- Route of the Awarua River

Location
- Country: New Zealand
- Region: Southland
- District: Southland

Physical characteristics
- Source: Waiuna Lagoon
- • coordinates: 44°18′54″S 168°08′32″E﻿ / ﻿44.3151°S 168.1421°E
- • elevation: 15 metres (49 ft)
- • location: Big Bay
- • coordinates: 44°17′35″S 168°07′15″E﻿ / ﻿44.29312°S 168.12088°E
- • elevation: 0 metres (0 ft)
- Length: 8.34 kilometres (5.18 mi)

Basin features
- Progression: Awarua River → Big Bay → Tasman Sea

= Awarua River (Southland) =

The Awarua River is a short river that flows from the Waiuna Lagoon into Big Bay, also known as Awarua Bay, an embayment at the northern end of Fiordland in New Zealand.

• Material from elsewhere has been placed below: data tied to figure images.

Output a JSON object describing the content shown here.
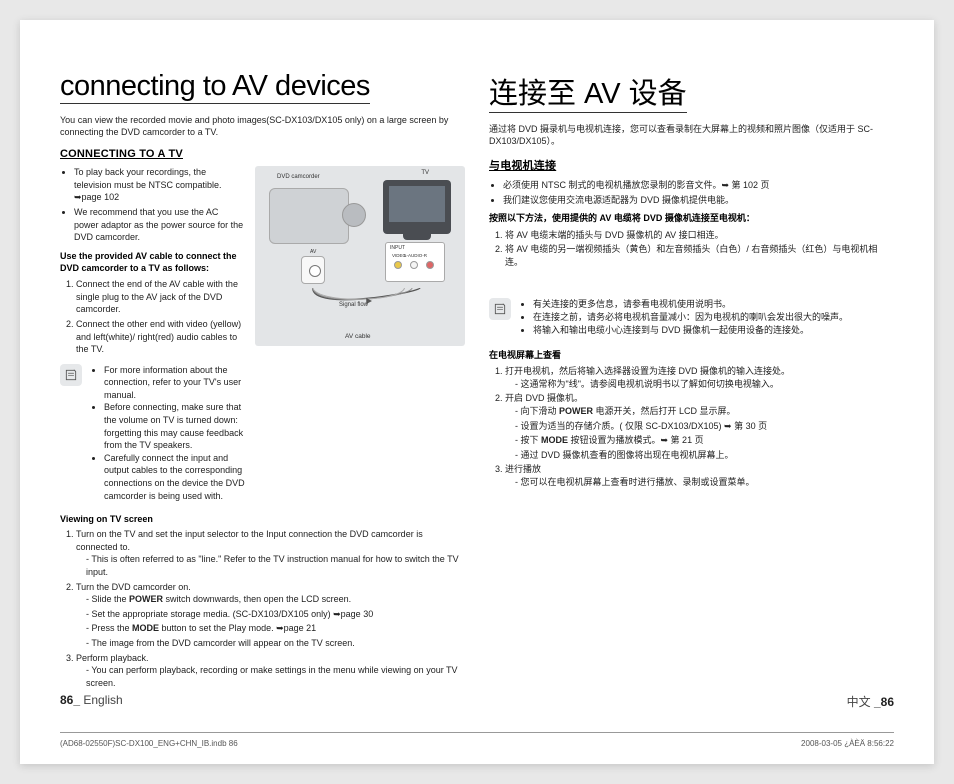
{
  "en": {
    "title": "connecting to AV devices",
    "intro": "You can view the recorded movie and photo images(SC-DX103/DX105 only) on a large screen by connecting the DVD camcorder to a TV.",
    "subhead": "CONNECTING TO A TV",
    "pre_bullets": [
      "To play back your recordings, the television must be NTSC compatible. ➥page 102",
      "We recommend that you use the AC power adaptor as the power source for the DVD camcorder."
    ],
    "bold_use": "Use the provided AV cable to connect the DVD camcorder to a TV as follows:",
    "steps_connect": [
      "Connect the end of the AV cable with the single plug to the AV jack of the DVD camcorder.",
      "Connect the other end with video (yellow) and left(white)/ right(red) audio cables to the TV."
    ],
    "note_items": [
      "For more information about the connection, refer to your TV's user manual.",
      "Before connecting, make sure that the volume on TV is turned down: forgetting this may cause feedback from the TV speakers.",
      "Carefully connect the input and output cables to the corresponding connections on the device the DVD camcorder is being used with."
    ],
    "viewing_head": "Viewing on TV screen",
    "viewing_num": [
      {
        "t": "Turn on the TV and set the input selector to the Input connection the DVD camcorder is connected to.",
        "sub": [
          "This is often referred to as \"line.\" Refer to the TV instruction manual for how to switch the TV input."
        ]
      },
      {
        "t": "Turn the DVD camcorder on.",
        "sub": [
          "Slide the <b>POWER</b> switch downwards, then open the LCD screen.",
          "Set the appropriate storage media. (SC-DX103/DX105 only) ➥page 30",
          "Press the <b>MODE</b> button to set the Play mode. ➥page 21",
          "The image from the DVD camcorder will appear on the TV screen."
        ]
      },
      {
        "t": "Perform playback.",
        "sub": [
          "You can perform playback, recording or make settings in the menu while viewing on your TV screen."
        ]
      }
    ],
    "footer_label": "English",
    "page": "86_"
  },
  "cn": {
    "title": "连接至 AV 设备",
    "intro": "通过将 DVD 摄录机与电视机连接，您可以查看录制在大屏幕上的视频和照片图像（仅适用于 SC-DX103/DX105）。",
    "subhead": "与电视机连接",
    "pre_bullets": [
      "必须使用 NTSC 制式的电视机播放您录制的影音文件。➥ 第 102 页",
      "我们建议您使用交流电源适配器为 DVD 摄像机提供电能。"
    ],
    "bold_use": "按照以下方法，使用提供的 AV 电缆将 DVD 摄像机连接至电视机：",
    "steps_connect": [
      "将 AV 电缆末端的插头与 DVD 摄像机的 AV 接口相连。",
      "将 AV 电缆的另一端视频插头（黄色）和左音频插头（白色）/ 右音频插头（红色）与电视机相连。"
    ],
    "note_items": [
      "有关连接的更多信息，请参看电视机使用说明书。",
      "在连接之前，请务必将电视机音量减小：因为电视机的喇叭会发出很大的噪声。",
      "将输入和输出电缆小心连接到与 DVD 摄像机一起使用设备的连接处。"
    ],
    "viewing_head": "在电视屏幕上查看",
    "viewing_num": [
      {
        "t": "打开电视机，然后将输入选择器设置为连接 DVD 摄像机的输入连接处。",
        "sub": [
          "这通常称为\"线\"。请参阅电视机说明书以了解如何切换电视输入。"
        ]
      },
      {
        "t": "开启 DVD 摄像机。",
        "sub": [
          "向下滑动 <b>POWER</b> 电源开关，然后打开 LCD 显示屏。",
          "设置为适当的存储介质。( 仅限 SC-DX103/DX105) ➥ 第 30 页",
          "按下 <b>MODE</b> 按钮设置为播放模式。➥ 第 21 页",
          "通过 DVD 摄像机查看的图像将出现在电视机屏幕上。"
        ]
      },
      {
        "t": "进行播放",
        "sub": [
          "您可以在电视机屏幕上查看时进行播放、录制或设置菜单。"
        ]
      }
    ],
    "footer_label": "中文",
    "page": "_86"
  },
  "diagram": {
    "dvd_label": "DVD camcorder",
    "tv_label": "TV",
    "input_label": "INPUT",
    "video_label": "VIDEO",
    "audio_l": "L-AUDIO-R",
    "av_label": "AV",
    "signal_flow": "Signal flow",
    "av_cable": "AV cable",
    "bg_color": "#e3e5e7"
  },
  "footprint": {
    "left": "(AD68-02550F)SC-DX100_ENG+CHN_IB.indb   86",
    "right": "2008-03-05   ¿ÀÈÄ 8:56:22"
  }
}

The river's mouth is at the northern end of Three Mile Beach, the Big Bay beach. One of the rivers that feeds Waiuna Lagoon is the Dry Awarua River.

The mouth of the Awarua River is near the western boundary between the West Coast Regional Council area and the Southland Regional Council areas. It was formerly the boundary between Canterbury Province and Otago Province from when they were created in 1853.